In terms of electoral geography by party, both the NRK and TV2 have great interactive maps showing the strength of the various parties by county and municipality. On a quick analysis, the right is strong in two general areas: the Nynorsk-speaking, rural, conservative southern coast and in Oslo and its suburbia. Oslo is more of a yuppie city, making it a top city for various movements: Red, SV, Liberals, but also the Conservatives, who in Norway have a much more urban profile than North American conservatives. The wealthier suburbs of Oslo are also strongly right-leaning.
For fun, a look at each party’s best municipality, courtesy of the great NRK:
Labour: Årdal (70.2%) – industrial city dominated by the aluminum industry. Hasvik, a isolated fishing island in the far north was Labour’s second best, with a distant 57.3% of the vote for the party there.
Progress: Farsund (39.8%) – a coastal municipality in very conservative Vest-Agder, with, it seems, a growing tourist industry. Not extremely affluent, though. Karmøy, a rural coastal village in the Rogaland, part of the Bible Belt, is a close second at 36.7%.
Conservative: Bærum (35.4%) – very affluent (if not the most affluent in Norway) and posh suburb of Oslo.
Socialist Left: Nesseby (16.9%) – Sami town in Finnmark, Norway’s northernmost county. It’s also close to a now-closed iron ore mine.
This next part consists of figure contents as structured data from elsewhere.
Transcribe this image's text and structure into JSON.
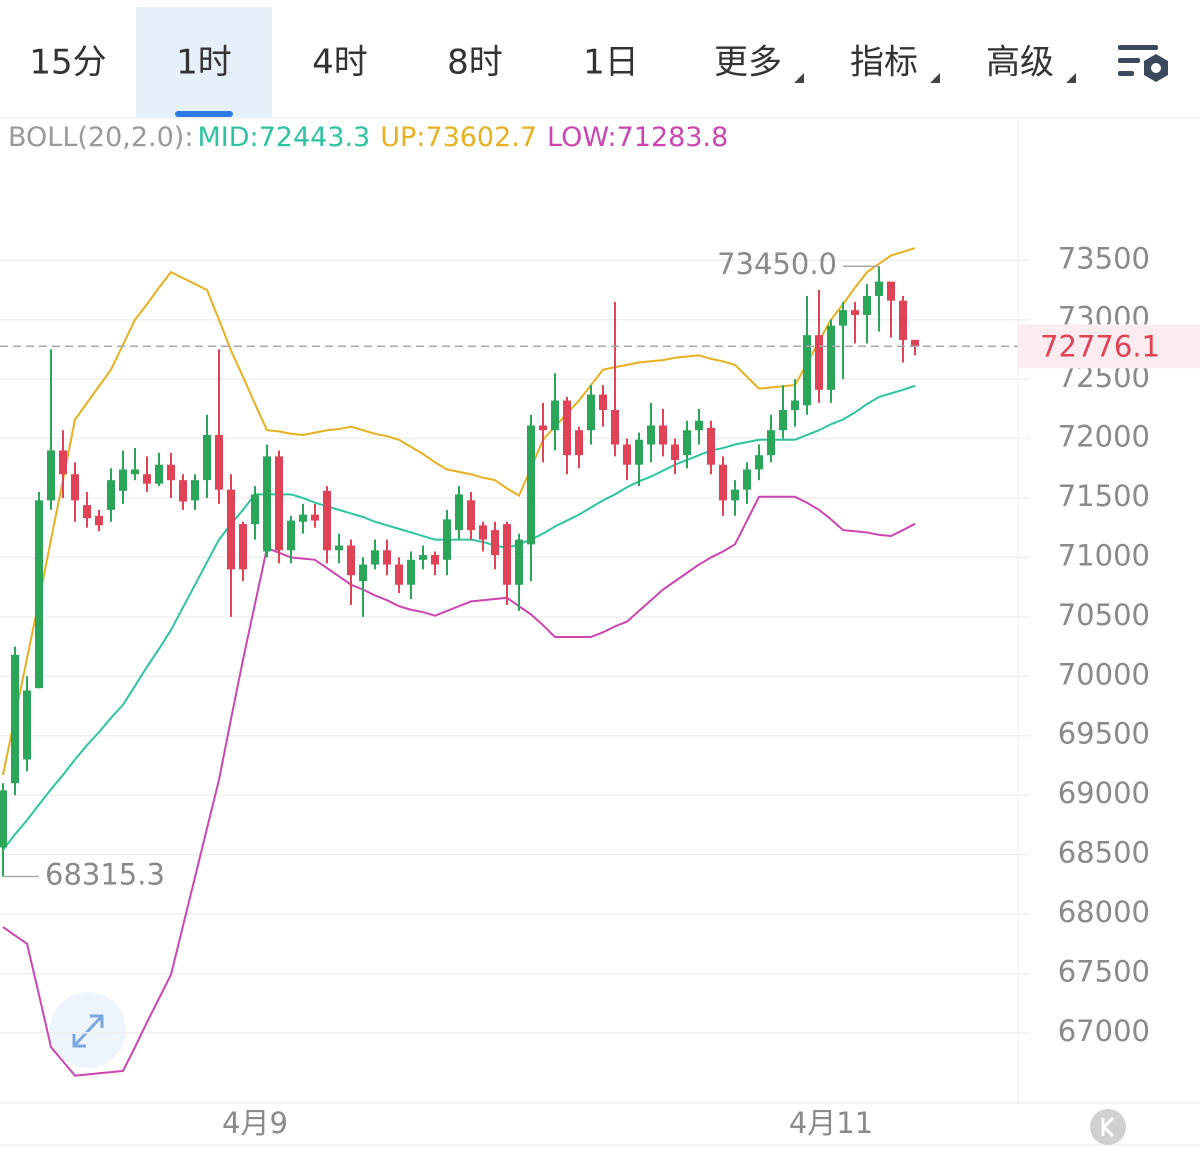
{
  "tabs": {
    "items": [
      "15分",
      "1时",
      "4时",
      "8时",
      "1日",
      "更多",
      "指标",
      "高级"
    ],
    "selected": 1
  },
  "chart_data": {
    "type": "candlestick",
    "indicator": "BOLL(20,2.0):",
    "up_color": "#2aa55a",
    "down_color": "#e04257",
    "ylim": [
      66410,
      74680
    ],
    "yticks": [
      73500,
      73000,
      72500,
      72000,
      71500,
      71000,
      70500,
      70000,
      69500,
      69000,
      68500,
      68000,
      67500,
      67000
    ],
    "xticks": [
      {
        "value": 21,
        "label": "4月9"
      },
      {
        "value": 69,
        "label": "4月11"
      }
    ],
    "grid": true,
    "last_price": {
      "value": 72776.1,
      "label": "72776.1"
    },
    "annotations": [
      {
        "index": 73,
        "value": 73450,
        "label": "73450.0"
      },
      {
        "index": 0,
        "value": 68315.3,
        "label": "68315.3"
      }
    ],
    "open": [
      68560,
      69100,
      69300,
      69900,
      71480,
      71900,
      71700,
      71440,
      71350,
      71400,
      71560,
      71700,
      71700,
      71620,
      71780,
      71650,
      71480,
      71650,
      72030,
      71570,
      71280,
      71280,
      71050,
      71850,
      71060,
      71300,
      71360,
      71560,
      71060,
      71100,
      70800,
      70940,
      71060,
      70940,
      70770,
      70980,
      71020,
      70980,
      71230,
      71480,
      71270,
      71230,
      71280,
      70770,
      71110,
      72110,
      72070,
      72320,
      72070,
      72070,
      72370,
      72240,
      71950,
      71780,
      71950,
      72110,
      71950,
      71860,
      72070,
      72090,
      71780,
      71480,
      71570,
      71740,
      71860,
      72070,
      72240,
      72280,
      72870,
      72410,
      72950,
      73080,
      73040,
      73200,
      73320,
      73160,
      72830
    ],
    "high": [
      69100,
      70250,
      70000,
      71550,
      72750,
      72070,
      71800,
      71550,
      71400,
      71750,
      71900,
      71920,
      71850,
      71880,
      71880,
      71700,
      71700,
      72200,
      72750,
      71700,
      71300,
      71600,
      71950,
      71900,
      71350,
      71450,
      71450,
      71600,
      71200,
      71150,
      71000,
      71150,
      71150,
      71000,
      71050,
      71100,
      71050,
      71400,
      71600,
      71550,
      71300,
      71300,
      71300,
      71200,
      72200,
      72300,
      72550,
      72350,
      72100,
      72450,
      72450,
      73150,
      72000,
      72050,
      72300,
      72250,
      72000,
      72150,
      72250,
      72150,
      71850,
      71650,
      71800,
      71950,
      72200,
      72450,
      72500,
      73200,
      73250,
      73000,
      73150,
      73150,
      73300,
      73450,
      73320,
      73200,
      72830
    ],
    "low": [
      68315.3,
      69000,
      69200,
      69900,
      71400,
      71500,
      71300,
      71250,
      71220,
      71300,
      71450,
      71650,
      71550,
      71600,
      71500,
      71400,
      71400,
      71500,
      71450,
      70500,
      70800,
      71150,
      71000,
      70950,
      70950,
      71200,
      71250,
      70950,
      70950,
      70600,
      70500,
      70900,
      70850,
      70700,
      70650,
      70900,
      70850,
      70850,
      71150,
      71150,
      71050,
      70900,
      70600,
      70550,
      70800,
      71800,
      71900,
      71700,
      71750,
      71950,
      72100,
      71850,
      71650,
      71600,
      71800,
      71850,
      71700,
      71750,
      71950,
      71700,
      71350,
      71350,
      71450,
      71650,
      71800,
      72000,
      72100,
      72200,
      72300,
      72300,
      72500,
      72800,
      72800,
      72900,
      72850,
      72640,
      72700
    ],
    "close": [
      69040,
      70180,
      69880,
      71480,
      71900,
      71700,
      71480,
      71330,
      71270,
      71650,
      71740,
      71740,
      71620,
      71780,
      71650,
      71470,
      71650,
      72030,
      71570,
      70900,
      70900,
      71530,
      71850,
      71060,
      71310,
      71360,
      71310,
      71060,
      71100,
      70850,
      70940,
      71060,
      70940,
      70770,
      70980,
      71020,
      70940,
      71320,
      71530,
      71230,
      71150,
      71020,
      70770,
      71150,
      72110,
      72070,
      72320,
      71860,
      71860,
      72370,
      72240,
      71950,
      71780,
      71990,
      72110,
      71950,
      71820,
      72070,
      72150,
      71780,
      71480,
      71570,
      71740,
      71860,
      72070,
      72240,
      72320,
      72870,
      72410,
      72950,
      73080,
      73040,
      73200,
      73320,
      73160,
      72830,
      72776.1
    ],
    "series": [
      {
        "name": "MID",
        "legend": "MID:72443.3",
        "color": "#2ec4a0",
        "values": [
          68540,
          68670,
          68790,
          68920,
          69050,
          69170,
          69300,
          69420,
          69530,
          69650,
          69760,
          69920,
          70080,
          70230,
          70390,
          70580,
          70770,
          70960,
          71150,
          71280,
          71400,
          71530,
          71530,
          71530,
          71530,
          71500,
          71460,
          71430,
          71400,
          71370,
          71340,
          71300,
          71270,
          71240,
          71210,
          71180,
          71150,
          71150,
          71150,
          71150,
          71130,
          71100,
          71080,
          71110,
          71150,
          71200,
          71260,
          71310,
          71360,
          71420,
          71480,
          71530,
          71590,
          71640,
          71680,
          71730,
          71780,
          71820,
          71860,
          71900,
          71920,
          71950,
          71970,
          71990,
          71990,
          71990,
          71990,
          72030,
          72070,
          72120,
          72160,
          72220,
          72290,
          72350,
          72380,
          72410,
          72443.3
        ]
      },
      {
        "name": "UP",
        "legend": "UP:73602.7",
        "color": "#e6b020",
        "values": [
          69170,
          69660,
          70150,
          70640,
          71150,
          71650,
          72160,
          72300,
          72440,
          72580,
          72790,
          73000,
          73130,
          73270,
          73400,
          73350,
          73300,
          73250,
          73000,
          72740,
          72520,
          72290,
          72070,
          72060,
          72040,
          72030,
          72050,
          72070,
          72080,
          72100,
          72070,
          72040,
          72020,
          71990,
          71930,
          71870,
          71800,
          71740,
          71720,
          71700,
          71670,
          71650,
          71580,
          71520,
          71750,
          71990,
          72100,
          72210,
          72320,
          72450,
          72580,
          72600,
          72620,
          72640,
          72650,
          72660,
          72680,
          72690,
          72700,
          72670,
          72650,
          72620,
          72520,
          72420,
          72430,
          72440,
          72450,
          72630,
          72820,
          73000,
          73130,
          73270,
          73400,
          73470,
          73540,
          73570,
          73602.7
        ]
      },
      {
        "name": "LOW",
        "legend": "LOW:71283.8",
        "color": "#cc45b0",
        "values": [
          67890,
          67820,
          67750,
          67320,
          66880,
          66760,
          66640,
          66650,
          66660,
          66670,
          66680,
          66880,
          67090,
          67290,
          67490,
          67900,
          68310,
          68720,
          69130,
          69640,
          70140,
          70610,
          71080,
          71040,
          71000,
          70990,
          70980,
          70910,
          70840,
          70770,
          70730,
          70680,
          70640,
          70590,
          70560,
          70540,
          70510,
          70550,
          70590,
          70630,
          70640,
          70650,
          70660,
          70590,
          70520,
          70430,
          70330,
          70330,
          70330,
          70330,
          70370,
          70420,
          70460,
          70550,
          70640,
          70730,
          70800,
          70870,
          70940,
          71000,
          71050,
          71110,
          71310,
          71510,
          71510,
          71510,
          71510,
          71460,
          71400,
          71320,
          71230,
          71220,
          71210,
          71190,
          71180,
          71230,
          71283.8
        ]
      }
    ]
  }
}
Centre: Gloppen (46.8%) – rural municipality in the Fjords.
Christian Democrats: Audnedal (31.7%) – rural municipality in conservative Vest-Agder, Norway’s Bible Belt.
Liberal: Ulvik (15%) – tourist town deep in the Fjords.
Red: Vågsøy (4.7%) – tourist and also major fishing town in the Fjords, town won by Progress. Oslo itself, at 4%, is a close second.